This work addresses online preemptive single-machine scheduling under the α-predictive model, where the processing time of a job is revealed only after it has been processed for an α-fraction of its total duration. The paper presents the first algorithm achieving a competitive ratio of O(1/(1−α)), which smoothly interpolates between the fully clairvoyant (α=0) and fully non-clairvoyant (α→1) extremes. The proposed algorithm integrates the Shortest Remaining Processing Time (SRPT) principle with non-clairvoyant scheduling strategies, and its performance is rigorously analyzed using the Borrow Graph framework. The resulting competitive ratio varies continuously with α and matches the corresponding randomized lower bound, thereby establishing the tightness of the algorithm’s performance guarantee.

We study the problem of preemptively scheduling jobs online over time on a single machine to minimize the total flow time. In the traditional clairvoyant scheduling model, the scheduler learns about the processing time of a job at its arrival, and scheduling at any time the job with the shortest remaining processing time (SRPT) is optimal.
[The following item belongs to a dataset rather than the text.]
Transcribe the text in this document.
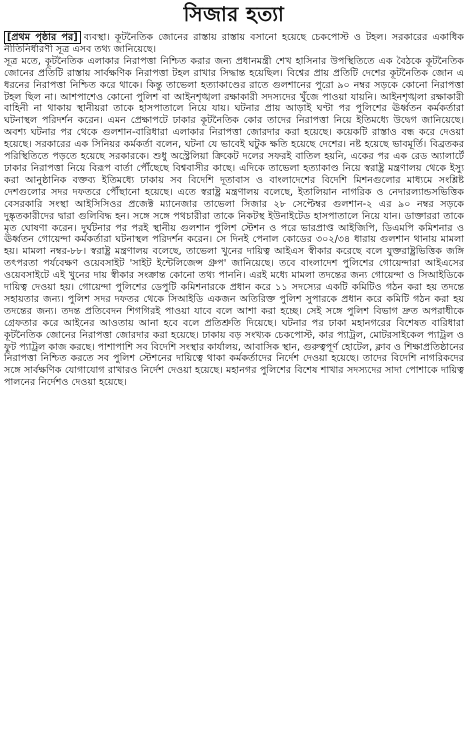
সিজার হত্যা

[প্রথম পৃষ্ঠার পর] ব্যবস্থা। কূটনৈতিক জোনের রাস্তায় রাস্তায় বসানো হয়েছে চেকপোস্ট ও টহল। সরকারের একাধিক নীতিনির্ধারণী সূত্র এসব তথ্য জানিয়েছে।

সূত্র মতে, কূটনৈতিক এলাকার নিরাপত্তা নিশ্চিত করার জন্য প্রধানমন্ত্রী শেখ হাসিনার উপস্থিতিতে এক বৈঠকে কূটনৈতিক জোনের প্রতিটি রাস্তায় সার্বক্ষণিক নিরাপত্তা টহল রাখার সিদ্ধান্ত হয়েছিল। বিশ্বের প্রায় প্রতিটি দেশের কূটনৈতিক জোন এ ধরনের নিরাপত্তা নিশ্চিত করে থাকে। কিন্তু তাভেলা হত্যাকাণ্ডের রাতে গুলশানের পুরো ৯০ নম্বর সড়কে কোনো নিরাপত্তা টহল ছিল না। আশপাশেও কোনো পুলিশ বা আইনশৃঙ্খলা রক্ষাকারী সদস্যদের খুঁজে পাওয়া যায়নি। আইনশৃঙ্খলা রক্ষাকারী বাহিনী না থাকায় স্থানীয়রা তাকে হাসপাতালে নিয়ে যায়। ঘটনার প্রায় আড়াই ঘণ্টা পর পুলিশের ঊর্ধ্বতন কর্মকর্তারা ঘটনাস্থল পরিদর্শন করেন। এমন প্রেক্ষাপটে ঢাকার কূটনৈতিক কোর তাদের নিরাপত্তা নিয়ে ইতিমধ্যে উদ্বেগ জানিয়েছে। অবশ্য ঘটনার পর থেকে গুলশান-বারিধারা এলাকার নিরাপত্তা জোরদার করা হয়েছে। কয়েকটি রাস্তাও বন্ধ করে দেওয়া হয়েছে। সরকারের এক সিনিয়র কর্মকর্তা বলেন, ঘটনা যে ভাবেই ঘটুক ক্ষতি হয়েছে দেশের। নষ্ট হয়েছে ভাবমূর্তি। বিব্রতকর পরিস্থিতিতে পড়তে হয়েছে সরকারকে। শুধু অস্ট্রেলিয়া ক্রিকেট দলের সফরই বাতিল হয়নি, একের পর এক রেড অ্যালার্টে ঢাকার নিরাপত্তা নিয়ে বিরূপ বার্তা পৌঁছেছে বিশ্ববাসীর কাছে। এদিকে তাভেলা হত্যাকাণ্ড নিয়ে স্বরাষ্ট্র মন্ত্রণালয় থেকে ইস্যু করা আনুষ্ঠানিক বক্তব্য ইতিমধ্যে ঢাকায় সব বিদেশি দূতাবাস ও বাংলাদেশের বিদেশি মিশনগুলোর মাধ্যমে সংশ্লিষ্ট দেশগুলোর সদর দফতরে পৌঁছানো হয়েছে। এতে স্বরাষ্ট্র মন্ত্রণালয় বলেছে, ইতালিয়ান নাগরিক ও নেদারল্যান্ডসভিত্তিক বেসরকারি সংস্থা আইসিসিওর প্রজেক্ট ম্যানেজার তাভেলা সিজার ২৮ সেপ্টেম্বর গুলশান-২ এর ৯০ নম্বর সড়কে দুষ্কৃতকারীদের দ্বারা গুলিবিদ্ধ হন। সঙ্গে সঙ্গে পথচারীরা তাকে নিকটস্থ ইউনাইটেড হাসপাতালে নিয়ে যান। ডাক্তাররা তাকে মৃত ঘোষণা করেন। দুর্ঘটনার পর পরই স্থানীয় গুলশান পুলিশ স্টেশন ও পরে ভারপ্রাপ্ত আইজিপি, ডিএমপি কমিশনার ও ঊর্ধ্বতন গোয়েন্দা কর্মকর্তারা ঘটনাস্থল পরিদর্শন করেন। সে দিনই পেনাল কোডের ৩০২/৩৪ ধারায় গুলশান থানায় মামলা হয়। মামলা নম্বর-৮৮। স্বরাষ্ট্র মন্ত্রণালয় বলেছে, তাভেলা খুনের দায়িত্ব আইএস স্বীকার করেছে বলে যুক্তরাষ্ট্রভিত্তিক জঙ্গি তৎপরতা পর্যবেক্ষণ ওয়েবসাইট 'সাইট ইন্টেলিজেন্স গ্রুপ' জানিয়েছে। তবে বাংলাদেশ পুলিশের গোয়েন্দারা আইএসের ওয়েবসাইটে এই খুনের দায় স্বীকার সংক্রান্ত কোনো তথ্য পাননি। এরই মধ্যে মামলা তদন্তের জন্য গোয়েন্দা ও সিআইডিকে দায়িত্ব দেওয়া হয়। গোয়েন্দা পুলিশের ডেপুটি কমিশনারকে প্রধান করে ১১ সদস্যের একটি কমিটিও গঠন করা হয় তদন্তে সহায়তার জন্য। পুলিশ সদর দফতর থেকে সিআইডি একজন অতিরিক্ত পুলিশ সুপারকে প্রধান করে কমিটি গঠন করা হয় তদন্তের জন্য। তদন্ত প্রতিবেদন শিগগিরই পাওয়া যাবে বলে আশা করা হচ্ছে। সেই সঙ্গে পুলিশ বিভাগ দ্রুত অপরাধীকে গ্রেফতার করে আইনের আওতায় আনা হবে বলে প্রতিশ্রুতি দিয়েছে। ঘটনার পর ঢাকা মহানগরের বিশেষত বারিধারা কূটনৈতিক জোনের নিরাপত্তা জোরদার করা হয়েছে। ঢাকায় বড় সংখ্যক চেকপোস্ট, কার প্যাট্রল, মোটরসাইকেল প্যাট্রল ও ফুট প্যাট্রল কাজ করছে। পাশাপাশি সব বিদেশি সংস্থার কার্যালয়, আবাসিক স্থান, গুরুত্বপূর্ণ হোটেল, ক্লাব ও শিক্ষাপ্রতিষ্ঠানের নিরাপত্তা নিশ্চিত করতে সব পুলিশ স্টেশনের দায়িত্বে থাকা কর্মকর্তাদের নির্দেশ দেওয়া হয়েছে। তাদের বিদেশি নাগরিকদের সঙ্গে সার্বক্ষণিক যোগাযোগ রাখারও নির্দেশ দেওয়া হয়েছে। মহানগর পুলিশের বিশেষ শাখার সদস্যদের সাদা পোশাকে দায়িত্ব পালনের নির্দেশও দেওয়া হয়েছে।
In contrast, the practically relevant non-clairvoyant model assumes that the processing time of a job is unknown at its arrival, and is only revealed when it completes. Non-clairvoyant flow time minimization does not admit algorithms with a constant competitive ratio. Consequently, the problem has been studied under speed augmentation (JACM'00) or with predicted processing times (STOC'21, SODA'22) to attain constant guarantees. In this paper, we consider $α$-clairvoyant scheduling, where the scheduler learns the processing time of a job once it completes an $α$-fraction of its processing time. This naturally interpolates between clairvoyant scheduling ($α=0$) and non-clairvoyant scheduling ($α=1$). By elegantly fusing two traditional algorithms, we propose a scheduling rule with a competitive ratio of $\mathcal{O}(\frac{1}{1-α})$ whenever $0 \leq α< 1$. As $α$ increases, our competitive guarantee transitions nicely (up to constants) between the previously established bounds for clairvoyant and non-clairvoyant flow time minimization. We complement this positive result with a tight randomized lower bound.